🤖 AI Summary
This study addresses the lack of intelligent deployment strategies for Kubernetes control plane nodes in multi-region heterogeneous cloud-edge environments that jointly consider resource capacity and network topology, a gap leading to degraded performance and insufficient resilience. To tackle this challenge, the work proposes a data-driven, adaptive node placement approach by introducing, for the first time, a Neural Contextual Bandit reinforcement learning framework into control plane deployment. The method dynamically optimizes node placement by integrating infrastructure resource metrics with network characteristics. Experimental results demonstrate that the proposed approach significantly outperforms existing baselines across diverse geographical distributions and cluster configurations, effectively enhancing both overall cluster performance and robustness.
📝 Abstract
The placement of Kubernetes control-plane nodes is critical to ensuring cluster reliability, scalability, and performance, and therefore represents a significant deployment challenge in heterogeneous, multi-region environments.
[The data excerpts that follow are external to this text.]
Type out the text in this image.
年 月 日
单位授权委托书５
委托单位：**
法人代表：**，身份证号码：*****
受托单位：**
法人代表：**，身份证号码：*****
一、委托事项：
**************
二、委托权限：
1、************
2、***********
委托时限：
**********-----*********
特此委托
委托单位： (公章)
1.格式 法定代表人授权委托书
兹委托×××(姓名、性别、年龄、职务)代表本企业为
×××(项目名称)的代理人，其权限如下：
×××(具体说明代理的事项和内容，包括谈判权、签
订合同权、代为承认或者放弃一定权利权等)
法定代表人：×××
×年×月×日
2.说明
Existing initialisation procedures typically select control-plane hosts arbitrarily, without considering node resource capacity or network topology, often leading to suboptimal cluster performance and reduced resilience. Given Kubernetes's status as the de facto standard for container orchestration, there is a need to rigorously evaluate how control-plane node placement influences the overall performance of the cluster operating across multiple regions. This paper advances this goal by introducing an intelligent methodology for selecting control-plane node placement across dynamically selected Cloud-Edge resources spanning multiple regions, as part of an automated orchestration system. More specifically, we propose a reinforcement learning framework based on neural contextual bandits that observes operational performance and learns optimal control-plane placement policies from infrastructure characteristics. Experimental evaluation across several geographically distributed regions and multiple cluster configurations demonstrates substantial performance improvements over several baseline approaches.